Осмысление семейных норм и практик воспитания также не было однозначным. Можно выявить две противоречивые модели. В. Вейдле «называет „семейное родство“ главной чертой русской культурной модели в сравнении с западной. Он уточняет это понятие, говоря об „инстинкте рода“, об „остром чувстве человеческого гнезда“ или о тесном сообществе, в которое каждый из членов так глубоко погружен, что испытывает трудности, отделяясь от него. В этой модели единство рода кажется более важным, чем личность, оно поддерживается самими индивидами. Более того, главенство этого органического жизненного принципа распространяется за пределы семьи, которая не только не замкнута на себя, но, напротив, совершенно открыта для посторонних лиц. „Непрерывное чувство общности“ с близкими распространяется не только на членов семьи, но и на членов своего клана или своей социальной группы. По Вейдле, именно эти особенности отличают русскую семью от французской. Он описывает эту последнюю как новую социальную ячейку, которая отпадает от общества и опирается более на право, чем на мораль, и более на мораль, чем на элементарный инстинкт» [цит. по: Курильски-Ожвэн, 1995].
Исходя из этих соображений можно предположить, что советская семья так быстро потеряла приватность в ситуации интенсивных вмешательств советского государства в 1920— 1930;е гг., поскольку не имела опыта приватности и защиты своих границ от внешней среды. Конечно, данный вопрос связан еще и с общей идеологией индивидуализма/коллективизма. Однако те же французы никогда не были индивидуалистами, но к семейной приватности, равно как и границам частной жизни, всегда относились более бережно, чем россияне. Изложим эти соображения более подробно.
Революция 1917 г. была и революцией в семейно-брачных отношениях. В послереволюционной России/СССР был отменен церковный брак, а индустриализация и урбанизация быстро поменяли и представления о традиционных семейных обязательствах, и модель репродуктивного поведения. Вместо православия как государственной религии гражданам страны в качестве идеологической основы социализации предлагалась сначала широко обсуждавшаяся новая художественная литература, а затем, в более позднее время, — суррогат библейских заповедей — «Моральный кодекс строителя коммунизма». Обозначенные в нем семейные ценности — это «взаимное уважение в семье, забота и воспитание детей», что не так плохо, если этому следовать, однако получилось, что забота и воспитание детей остались полностью женским делом [Моральный кодекс, 1971].
Средством воспитания масс вместо религии надолго стала социалистическая литература. Она отзывалась на те новшества, которые были связаны со строительством «нового быта», созданием новых форм взаимоотношений между полами. Одними из действительно первых литературных произведений, пробивших брешь в традиционной картине весьма пуританского изображения отношений полов, стали литературные опыты А. М. Коллонтай. Серия рассказов, объединенная единым заголовком «Любовь пчел трудовых», куда вошли также рассказы из серии «Женщина на переломе (психологические этюды)», а также «вторая серия» произведений, опубликованных четыре года спустя (повести «Большая любовь» и «Василиса Малыгина», рассказы «Сестры», все — 1927 г.) [Коллонтай, 1923, 1927], поставили проблему изменения сексуальных отношений, показав возможность обсуждать эту «трудную тему» прямо и откровенно, но при этом корректно и достойно.
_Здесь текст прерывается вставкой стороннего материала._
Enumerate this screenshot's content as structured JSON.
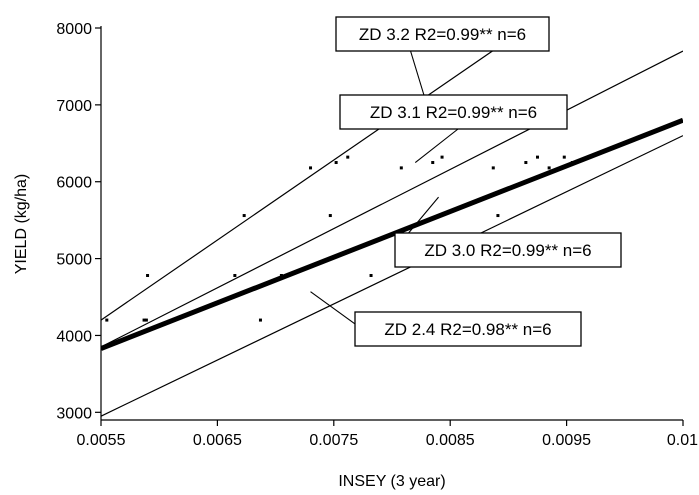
{
  "chart_data": {
    "type": "scatter",
    "title": "",
    "xlabel": "INSEY (3 year)",
    "ylabel": "YIELD (kg/ha)",
    "xlim": [
      0.0055,
      0.0105
    ],
    "ylim": [
      2900,
      8000
    ],
    "grid": false,
    "x_ticks": [
      0.0055,
      0.0065,
      0.0075,
      0.0085,
      0.0095,
      0.0105
    ],
    "x_tick_labels": [
      "0.0055",
      "0.0065",
      "0.0075",
      "0.0085",
      "0.0095",
      "0.01"
    ],
    "y_ticks": [
      3000,
      4000,
      5000,
      6000,
      7000,
      8000
    ],
    "y_tick_labels": [
      "3000",
      "4000",
      "5000",
      "6000",
      "7000",
      "8000"
    ],
    "points": [
      {
        "x": 0.00555,
        "y": 4200
      },
      {
        "x": 0.00587,
        "y": 4200
      },
      {
        "x": 0.00589,
        "y": 4200
      },
      {
        "x": 0.0059,
        "y": 4780
      },
      {
        "x": 0.00665,
        "y": 4780
      },
      {
        "x": 0.00673,
        "y": 5560
      },
      {
        "x": 0.00687,
        "y": 4200
      },
      {
        "x": 0.00705,
        "y": 4780
      },
      {
        "x": 0.0073,
        "y": 6180
      },
      {
        "x": 0.00747,
        "y": 5560
      },
      {
        "x": 0.00752,
        "y": 6250
      },
      {
        "x": 0.00762,
        "y": 6320
      },
      {
        "x": 0.00782,
        "y": 4780
      },
      {
        "x": 0.00808,
        "y": 6180
      },
      {
        "x": 0.00835,
        "y": 6250
      },
      {
        "x": 0.00843,
        "y": 6320
      },
      {
        "x": 0.00887,
        "y": 6180
      },
      {
        "x": 0.00891,
        "y": 5560
      },
      {
        "x": 0.00915,
        "y": 6250
      },
      {
        "x": 0.00925,
        "y": 6320
      },
      {
        "x": 0.00935,
        "y": 6180
      },
      {
        "x": 0.00948,
        "y": 6320
      },
      {
        "x": 0.00955,
        "y": 6250
      }
    ],
    "series": [
      {
        "name": "ZD 3.2 R2=0.99** n=6",
        "x": [
          0.0055,
          0.00915
        ],
        "y": [
          4200,
          8000
        ],
        "bold": false
      },
      {
        "name": "ZD 3.1 R2=0.99** n=6",
        "x": [
          0.0055,
          0.0105
        ],
        "y": [
          3850,
          7700
        ],
        "bold": false
      },
      {
        "name": "ZD 3.0 R2=0.99** n=6",
        "x": [
          0.0055,
          0.0105
        ],
        "y": [
          3830,
          6800
        ],
        "bold": true
      },
      {
        "name": "ZD 2.4 R2=0.98** n=6",
        "x": [
          0.0055,
          0.0105
        ],
        "y": [
          2950,
          6600
        ],
        "bold": false
      }
    ],
    "annotations": [
      {
        "text": "ZD 3.2 R2=0.99** n=6",
        "series": 0,
        "anchor_x": 0.0083,
        "anchor_y": 7000
      },
      {
        "text": "ZD 3.1 R2=0.99** n=6",
        "series": 1,
        "anchor_x": 0.0082,
        "anchor_y": 6250
      },
      {
        "text": "ZD 3.0 R2=0.99** n=6",
        "series": 2,
        "anchor_x": 0.0084,
        "anchor_y": 5800
      },
      {
        "text": "ZD 2.4 R2=0.98** n=6",
        "series": 3,
        "anchor_x": 0.0073,
        "anchor_y": 4570
      }
    ]
  }
}
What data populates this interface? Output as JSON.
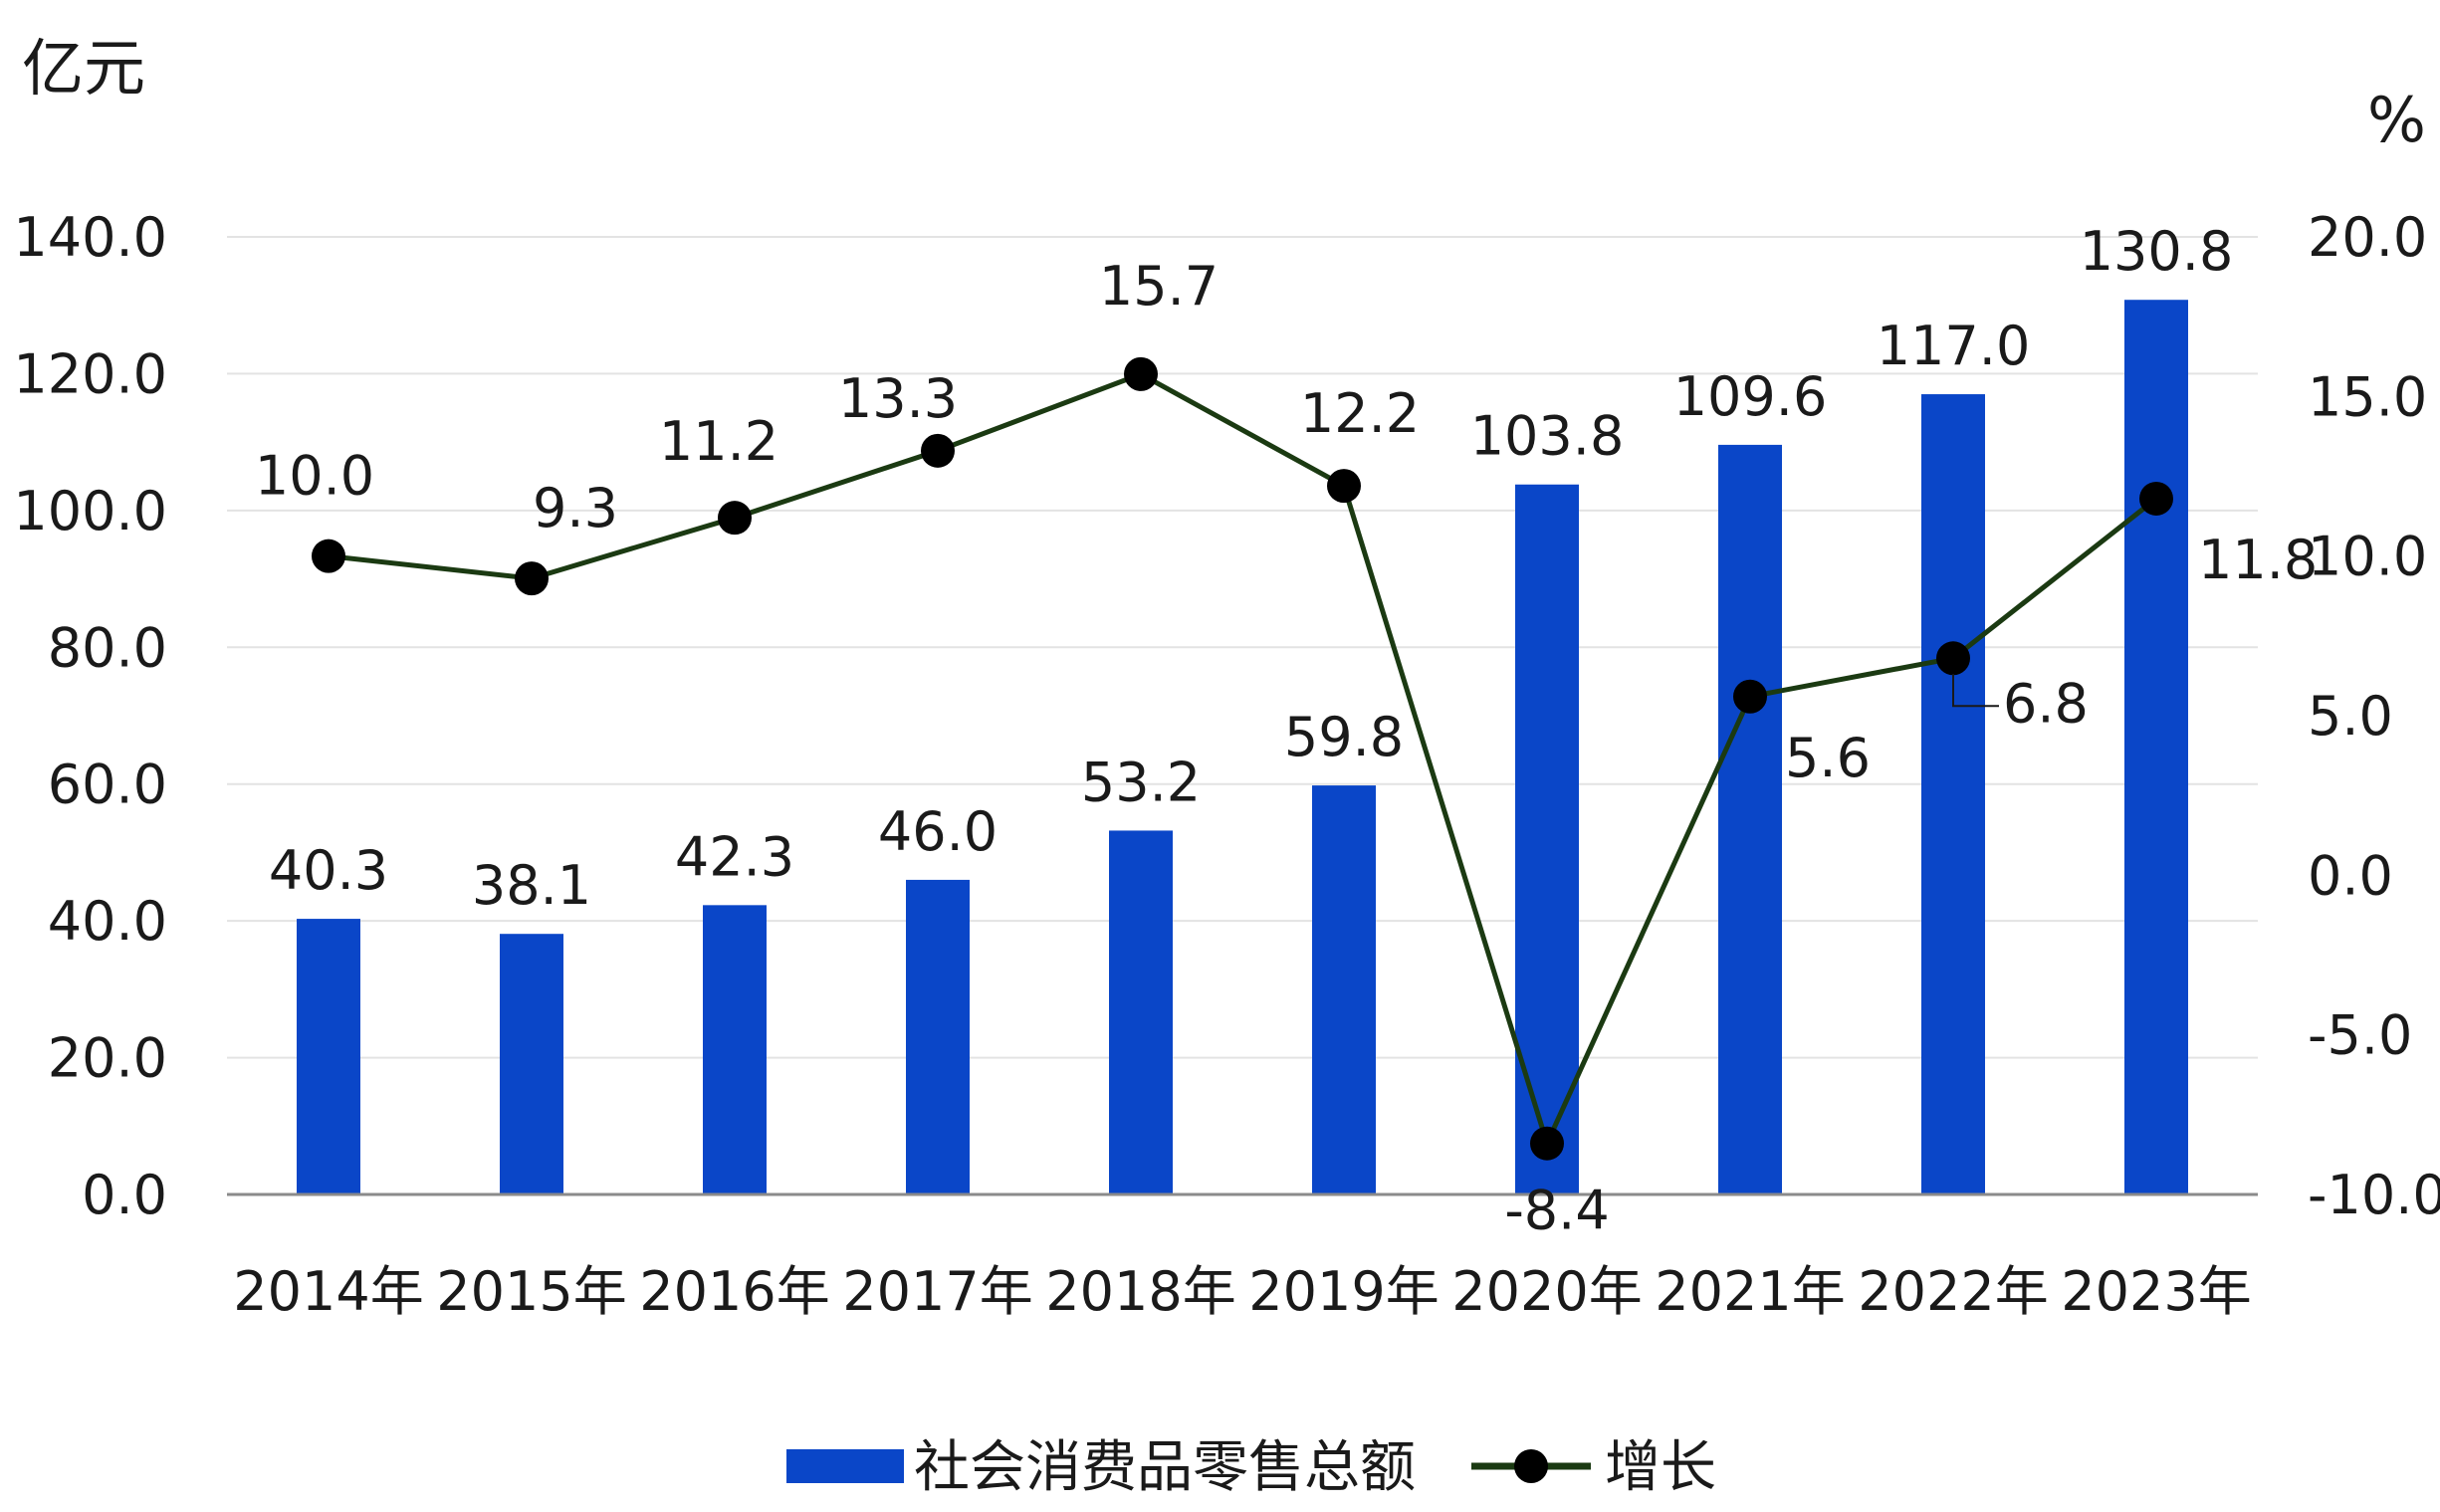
{
  "chart_data": {
    "type": "bar+line",
    "categories": [
      "2014年",
      "2015年",
      "2016年",
      "2017年",
      "2018年",
      "2019年",
      "2020年",
      "2021年",
      "2022年",
      "2023年"
    ],
    "series": [
      {
        "name": "社会消费品零售总额",
        "type": "bar",
        "axis": "left",
        "color": "#0a46c8",
        "values": [
          40.3,
          38.1,
          42.3,
          46.0,
          53.2,
          59.8,
          103.8,
          109.6,
          117.0,
          130.8
        ],
        "labels": [
          "40.3",
          "38.1",
          "42.3",
          "46.0",
          "53.2",
          "59.8",
          "103.8",
          "109.6",
          "117.0",
          "130.8"
        ]
      },
      {
        "name": "增长",
        "type": "line",
        "axis": "right",
        "color": "#1b3a12",
        "marker_color": "#000000",
        "values": [
          10.0,
          9.3,
          11.2,
          13.3,
          15.7,
          12.2,
          -8.4,
          5.6,
          6.8,
          11.8
        ],
        "labels": [
          "10.0",
          "9.3",
          "11.2",
          "13.3",
          "15.7",
          "12.2",
          "-8.4",
          "5.6",
          "6.8",
          "11.8"
        ]
      }
    ],
    "y_left": {
      "unit": "亿元",
      "range": [
        0,
        140
      ],
      "ticks": [
        "0.0",
        "20.0",
        "40.0",
        "60.0",
        "80.0",
        "100.0",
        "120.0",
        "140.0"
      ]
    },
    "y_right": {
      "unit": "%",
      "range": [
        -10,
        20
      ],
      "ticks": [
        "-10.0",
        "-5.0",
        "0.0",
        "5.0",
        "10.0",
        "15.0",
        "20.0"
      ]
    },
    "grid": true,
    "legend": "bottom-center"
  }
}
Становление «нового быта», естественно, вызывало огромный интерес, поскольку значительная часть молодежи жила коммунами, где было «все общее: и пальто, и стакан, и ботинки, и даже нижнее белье». Такие коммуны создавались повсеместно, были свои коммуны и в МГУ, где «все коммунары должны были называться „братьями и сестрами“». Однако то, что описывалось А. М. Коллонтай и другими авторами и что действительно существовало в студенческой, пролетарской среде — все это стало вызывать раздражение. Это была настолько нелицеприятная правда, что от нее идеологам «нового быта» показалось разумнее всего отречься[1]. И к началу 1930;х гг. в литературном дискурсе медленно, но верно стала происходить подмена бывшей когда-то символом эмансипации от старых моральных норм идеи свободных отношений между полами идеей медленного возвращения к хорошо забытому старому: необходимости строительства «длительной парной семьи как единственной формы семьи, которая нам нужна» [Луначарский, 1927]. «Нужная» форма семьи предполагала вполне традиционное распределение семейных ролей, но такая семья должна была состоять из равноправных (для социума) работников.
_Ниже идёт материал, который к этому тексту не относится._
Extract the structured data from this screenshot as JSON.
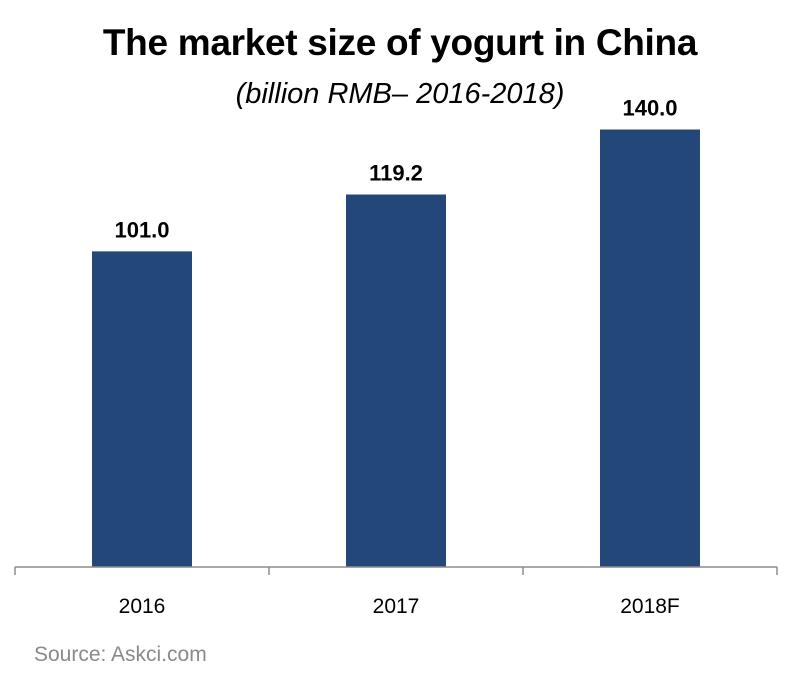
{
  "chart_data": {
    "type": "bar",
    "title": "The market size of yogurt in China",
    "subtitle": "(billion RMB– 2016-2018)",
    "categories": [
      "2016",
      "2017",
      "2018F"
    ],
    "values": [
      101.0,
      119.2,
      140.0
    ],
    "data_labels": [
      "101.0",
      "119.2",
      "140.0"
    ],
    "ylim": [
      0,
      160
    ],
    "grid": false,
    "legend": "none",
    "xlabel": "",
    "ylabel": ""
  },
  "source": "Source: Askci.com",
  "colors": {
    "bar": "#24477a",
    "axis": "#8c8c8c",
    "text": "#000000",
    "source": "#8a8a8a"
  }
}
В это чрезвычайно динамичное и противоречивое время, с одной стороны, стал более массовым новый тип городской семьи, где мать длительное время не работала, поскольку дети были маленькими. Поэтому петербургские социологи С. И. Голод и А. А. Клецин, анализируя становление и развитие семьи в России, указывают на 1920;е гг., как на время формирования семьи детоцентристского типа [Голод, Клецин, 1994]. Подчеркнем, что семья могла стать таковой, если бы параллельно характер отношений между государством, родителями и детьми не менялся столь быстро. С одной стороны, дети были нужны государству, с другой — ему нужны были и женщины, которые «сидели дома». Вытащить их оттуда стало предметом заботы государства, нуждавшегося в рабочей силе. Это новое понимание связывалось с необходимость участия женщин в строительстве нового общества, а проще — с новыми видами занятости вне дома, на заводах, фабриках, стройках.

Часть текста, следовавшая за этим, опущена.